Marx identified four major types of class society, each with its “primary classes”-Asiatic, ancient, feudal, and bourgeois. The Asiatic mode is based on state-controlled irrigation and a system of royal despotism and ownership of all land; but Marx treats only the last three in detail as part of Western history. In each case, change involves the appearance of new classes. The barbarian military chieftains who overran the Roman empire replaced ancient society with a society of feudal overlords and serfs; in turn they were replaced by the capitalist bourgeoisie, the adversaries of the proletariat. The next stage, however, would be different, Marx prophesied, for the contradictions inherent in capitalism would usher in an ideal communist society, in which property and classes would be abolished and alienation would be replaced by self-realization. In dialectical terms, communist society would “emerge phoenix-like from the ashes of capitalist society.”

Class Conflict

The dominant ideas of any era may stand in the way of their recognizing their class identity, but so too may the circumstances of their lives. The French peasants of the nineteenth century, for example, did not “form a class” in the active sense, according to Marx, because “there is merely a local interconnection among these small-holding peasants, and the identity of their interests begets no community, no national bond, and no political organization among them.” It is the task of the Marxist to encourage people-specifically the members of the exploited proletariat-to recognize and act upon their interests and to encourage and accelerate change and revolution, as well as understand its roots. Thus, a prominent American Marxist sociologist has argued that “class interests in capitalist society are . . . potential objectives.” They are “hypotheses about the objectives of struggles which would occur if the actors in the struggle had a scientifically correct understanding of their situations.” What Marx provides here is a powerful theory of how groups form in society.

However, critics have queried the degree to which members of a class in Marx’s sense do always have common interests or tend to act in unison. For example, innovations are favored by those who introduce them, and feared by all those involved with established firms, whether as owners, employees, or union officials. Government policy often benefits one part of an industry at another’s expense, for example, by limiting imports of cheap foreign coal or oil and so increasing energy costs. In America, northern businessmen wishing to relocate to small southern towns are often opposed by local employers, who fear the impact of higher wages and benefits, and welcomed by prospective workers for the same reasons.

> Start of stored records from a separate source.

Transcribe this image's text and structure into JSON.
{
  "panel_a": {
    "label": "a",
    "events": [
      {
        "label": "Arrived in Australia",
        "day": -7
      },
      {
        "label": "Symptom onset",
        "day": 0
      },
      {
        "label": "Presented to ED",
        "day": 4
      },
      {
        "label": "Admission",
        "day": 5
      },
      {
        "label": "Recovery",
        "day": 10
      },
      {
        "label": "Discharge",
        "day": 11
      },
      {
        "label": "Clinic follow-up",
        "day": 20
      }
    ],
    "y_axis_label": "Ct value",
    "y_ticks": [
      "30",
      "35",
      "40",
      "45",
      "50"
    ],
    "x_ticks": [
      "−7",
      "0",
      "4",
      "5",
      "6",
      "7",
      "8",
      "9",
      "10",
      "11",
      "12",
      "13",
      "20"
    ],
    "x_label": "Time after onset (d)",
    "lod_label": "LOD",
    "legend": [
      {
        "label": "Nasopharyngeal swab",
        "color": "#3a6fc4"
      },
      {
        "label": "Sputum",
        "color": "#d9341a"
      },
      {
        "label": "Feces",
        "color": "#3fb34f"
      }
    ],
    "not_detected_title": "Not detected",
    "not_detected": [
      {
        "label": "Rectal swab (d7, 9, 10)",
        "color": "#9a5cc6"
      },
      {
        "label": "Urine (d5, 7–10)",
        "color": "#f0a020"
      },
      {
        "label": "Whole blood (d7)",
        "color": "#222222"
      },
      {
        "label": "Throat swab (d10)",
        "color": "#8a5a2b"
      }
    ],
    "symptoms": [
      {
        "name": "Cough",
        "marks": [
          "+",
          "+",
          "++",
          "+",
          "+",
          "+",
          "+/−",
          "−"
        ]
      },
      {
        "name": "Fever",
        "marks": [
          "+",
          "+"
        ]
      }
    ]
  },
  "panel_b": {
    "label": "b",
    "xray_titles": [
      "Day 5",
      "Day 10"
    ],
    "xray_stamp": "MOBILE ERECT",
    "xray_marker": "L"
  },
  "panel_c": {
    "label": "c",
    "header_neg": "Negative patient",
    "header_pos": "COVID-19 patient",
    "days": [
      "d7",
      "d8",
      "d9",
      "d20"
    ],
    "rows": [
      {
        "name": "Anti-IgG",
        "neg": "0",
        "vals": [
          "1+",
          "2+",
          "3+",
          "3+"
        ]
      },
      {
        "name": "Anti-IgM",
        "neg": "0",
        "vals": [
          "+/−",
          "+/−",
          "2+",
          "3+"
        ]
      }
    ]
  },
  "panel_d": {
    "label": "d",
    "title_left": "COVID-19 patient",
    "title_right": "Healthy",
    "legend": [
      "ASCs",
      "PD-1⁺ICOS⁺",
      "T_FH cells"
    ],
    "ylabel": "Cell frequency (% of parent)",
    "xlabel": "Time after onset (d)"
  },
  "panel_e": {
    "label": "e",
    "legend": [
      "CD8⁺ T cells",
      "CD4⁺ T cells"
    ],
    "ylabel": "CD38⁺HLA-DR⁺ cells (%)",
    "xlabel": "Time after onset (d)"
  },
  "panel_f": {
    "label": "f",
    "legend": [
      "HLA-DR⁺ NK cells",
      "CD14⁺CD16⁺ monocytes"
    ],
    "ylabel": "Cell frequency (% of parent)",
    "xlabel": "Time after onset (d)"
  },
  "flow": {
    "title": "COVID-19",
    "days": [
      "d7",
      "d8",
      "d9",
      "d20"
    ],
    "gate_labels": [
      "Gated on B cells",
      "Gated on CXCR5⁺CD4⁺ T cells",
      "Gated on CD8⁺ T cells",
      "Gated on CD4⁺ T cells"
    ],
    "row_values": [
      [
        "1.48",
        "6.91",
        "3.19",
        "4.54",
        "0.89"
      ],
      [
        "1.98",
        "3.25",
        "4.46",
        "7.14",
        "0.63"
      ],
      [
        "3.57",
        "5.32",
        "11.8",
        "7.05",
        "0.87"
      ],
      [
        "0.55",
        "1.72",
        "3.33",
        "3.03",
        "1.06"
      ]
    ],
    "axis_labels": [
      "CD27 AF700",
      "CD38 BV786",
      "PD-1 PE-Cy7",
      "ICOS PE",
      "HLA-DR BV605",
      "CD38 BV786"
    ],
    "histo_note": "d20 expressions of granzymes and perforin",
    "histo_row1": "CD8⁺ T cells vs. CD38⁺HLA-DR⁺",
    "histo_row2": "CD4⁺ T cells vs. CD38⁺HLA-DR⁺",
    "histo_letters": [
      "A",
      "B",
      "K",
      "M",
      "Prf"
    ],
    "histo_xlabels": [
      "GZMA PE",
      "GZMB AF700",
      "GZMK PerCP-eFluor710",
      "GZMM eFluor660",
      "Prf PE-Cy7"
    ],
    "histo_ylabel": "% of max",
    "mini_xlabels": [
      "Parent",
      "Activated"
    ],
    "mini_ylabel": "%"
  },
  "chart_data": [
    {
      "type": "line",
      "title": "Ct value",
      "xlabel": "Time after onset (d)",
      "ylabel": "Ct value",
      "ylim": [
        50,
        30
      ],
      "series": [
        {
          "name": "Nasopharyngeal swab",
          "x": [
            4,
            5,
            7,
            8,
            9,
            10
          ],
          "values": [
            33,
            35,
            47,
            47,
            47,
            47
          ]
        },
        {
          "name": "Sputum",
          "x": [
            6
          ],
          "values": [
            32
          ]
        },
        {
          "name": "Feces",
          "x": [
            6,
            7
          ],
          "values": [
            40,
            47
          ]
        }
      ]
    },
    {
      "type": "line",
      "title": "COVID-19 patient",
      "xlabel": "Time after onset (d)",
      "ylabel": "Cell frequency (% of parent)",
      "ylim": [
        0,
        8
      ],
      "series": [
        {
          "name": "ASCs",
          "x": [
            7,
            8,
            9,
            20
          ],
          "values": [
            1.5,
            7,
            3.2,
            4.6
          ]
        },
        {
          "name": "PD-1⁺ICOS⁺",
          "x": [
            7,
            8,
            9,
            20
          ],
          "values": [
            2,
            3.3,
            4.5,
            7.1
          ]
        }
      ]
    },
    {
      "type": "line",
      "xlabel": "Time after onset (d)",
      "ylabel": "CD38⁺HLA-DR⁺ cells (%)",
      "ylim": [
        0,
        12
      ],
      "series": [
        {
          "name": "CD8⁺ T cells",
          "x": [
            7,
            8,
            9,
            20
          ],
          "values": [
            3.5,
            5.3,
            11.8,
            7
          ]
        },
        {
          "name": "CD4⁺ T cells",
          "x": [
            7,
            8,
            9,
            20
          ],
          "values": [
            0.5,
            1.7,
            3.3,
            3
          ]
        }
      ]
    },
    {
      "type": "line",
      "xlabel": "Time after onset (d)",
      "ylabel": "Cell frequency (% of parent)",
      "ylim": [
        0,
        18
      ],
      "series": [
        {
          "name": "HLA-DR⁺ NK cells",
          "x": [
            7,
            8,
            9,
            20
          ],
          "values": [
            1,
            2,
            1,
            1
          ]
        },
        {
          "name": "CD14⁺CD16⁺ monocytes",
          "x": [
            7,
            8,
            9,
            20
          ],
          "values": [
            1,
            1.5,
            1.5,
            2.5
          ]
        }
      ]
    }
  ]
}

Marx argued that all forms of economic organization that had existed at the time he wrote inevitably generated conflict between social classes, which were defined by their common economic position. The Communist Manifesto opens with a now-famous declaration: “The history of all hitherto existing society is the history of class struggles.” This statement embodies three important but separate propositions. The first is that people whose economic position, or “class,” is the same also tend to act together as a group. The second is that economic classes are the most important groups to be found in society; their history is the history of human society. The third is that these classes are mutually antagonistic, and the outcome of their conflicts defines how society develops. Marx’s theory of class is thus not simply a theory of social structure; it is also a theory of change.